O QUE É MELHOR: CIÊNCIA OU RELIGIÃO?
Nas discussões públicas que acontecem no Brasil, quando alguém fala em Deus, em moral religiosa ou em dever espiritual, logo é repreendido, acusado de desviar do assunto e de enveredar pelo terreno da crença cega, como se esses valores não passassem de superstição. Os porta-vozes da inteligência e da racionalidade, imbuídos da autoridade de quem se considera plenamente isento, interditam o debate e decretam que o melhor critério para avaliar uma questão é o científico.
A polêmica sobre pesquisas com células-tronco embrionárias, que dividiu o país na última semana, ilustra bem essa realidade que identifica ciência com materialismo e religião com fantasia, dando a impressão de que a realidade que nos cerca se restringe à sua dimensão física. Quando falo em religião não me refiro apenas aos seus ritos e liturgias, e sim ao conjunto de significados que elas condensam e que formam um valioso e indispensável bem cultural. Também não represento nenhuma doutrina específica, nem desejo aqui abordar o mérito do uso de embriões em pesquisas científicas. O que importa agora é ressaltar a hegemonia de um discurso estereotipado que menospreza a defesa de valores religiosos para exaltar dogmas científicos.
A crença de que ciência é melhor do que religião é uma distorção calculada.
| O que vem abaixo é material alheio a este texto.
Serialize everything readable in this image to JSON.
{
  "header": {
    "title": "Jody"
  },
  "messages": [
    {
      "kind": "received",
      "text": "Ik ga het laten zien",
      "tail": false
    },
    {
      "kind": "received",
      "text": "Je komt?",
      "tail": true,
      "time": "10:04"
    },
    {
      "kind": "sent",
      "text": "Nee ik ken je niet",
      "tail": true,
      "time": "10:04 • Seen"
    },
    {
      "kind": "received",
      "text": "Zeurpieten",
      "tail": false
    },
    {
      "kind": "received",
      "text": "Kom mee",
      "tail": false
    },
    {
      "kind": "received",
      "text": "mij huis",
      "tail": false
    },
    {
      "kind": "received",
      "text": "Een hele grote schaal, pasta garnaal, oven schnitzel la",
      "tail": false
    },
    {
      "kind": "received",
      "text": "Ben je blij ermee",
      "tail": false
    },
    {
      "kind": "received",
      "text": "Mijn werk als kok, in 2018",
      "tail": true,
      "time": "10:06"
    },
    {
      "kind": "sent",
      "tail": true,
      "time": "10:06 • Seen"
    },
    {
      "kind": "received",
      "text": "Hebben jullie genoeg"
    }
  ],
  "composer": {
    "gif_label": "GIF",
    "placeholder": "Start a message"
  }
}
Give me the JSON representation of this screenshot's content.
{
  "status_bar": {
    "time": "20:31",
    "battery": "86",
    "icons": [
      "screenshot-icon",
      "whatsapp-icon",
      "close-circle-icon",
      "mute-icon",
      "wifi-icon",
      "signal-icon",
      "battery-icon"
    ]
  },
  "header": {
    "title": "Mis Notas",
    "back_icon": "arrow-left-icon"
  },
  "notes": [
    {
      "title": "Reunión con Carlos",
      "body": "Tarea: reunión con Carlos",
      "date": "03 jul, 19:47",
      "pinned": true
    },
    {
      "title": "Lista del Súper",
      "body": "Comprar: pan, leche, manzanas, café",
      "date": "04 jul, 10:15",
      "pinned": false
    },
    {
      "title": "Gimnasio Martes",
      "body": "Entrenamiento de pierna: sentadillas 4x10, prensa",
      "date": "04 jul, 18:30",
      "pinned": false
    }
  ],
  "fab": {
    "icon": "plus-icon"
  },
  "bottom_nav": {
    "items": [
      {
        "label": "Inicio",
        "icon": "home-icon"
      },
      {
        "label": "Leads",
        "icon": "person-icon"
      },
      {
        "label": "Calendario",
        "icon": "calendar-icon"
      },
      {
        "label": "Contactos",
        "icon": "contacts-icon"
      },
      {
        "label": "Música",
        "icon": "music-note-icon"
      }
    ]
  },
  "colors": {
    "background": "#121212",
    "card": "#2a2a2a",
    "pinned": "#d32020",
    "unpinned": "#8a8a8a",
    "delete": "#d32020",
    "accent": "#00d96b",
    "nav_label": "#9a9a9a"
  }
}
Essa prevalência existe porque o senso comum é pautado por um viés ideológico materialista, de matiz esquerdista. Não por acaso Marx pregava que a religião é o ópio do povo. Ele não falava das instituições eclesiásticas, mas da própria noção de espiritualidade. Para o materialismo, seus ideais de justiça estão acima da moral religiosa. Matar em nome da revolução, por exemplo, é justificável. Já para os religiosos, a moral é o critério absoluto e a vida um bem inviolável. O materialismo acredita que grupos sociais humanos vivem segundo leis científicas gerais; a religião prega a reforma individual, o que significa dar valor à singularidade do homem. Por isso tanto empenho em desacreditá-la.
Toda civilização tem por base uma manifestação transcendental e, com efeito, nunca houve uma sociedade laica. É da nossa natureza. Por que motivo matar uma pessoa é crime? Que lei científica determina isso? Nenhuma. O direito absorveu e deu encaminhamento técnico aos preceitos religiosos que estabelecem a igualdade entre os homens, porquanto filhos de Deus. A fé e a ciência, se livres do fanatismo, podem e devem permear as discussões públicas e políticas. Um não é melhor do que o outro e ambos são instrumentos válidos e necessários. O resto é propaganda ideológica.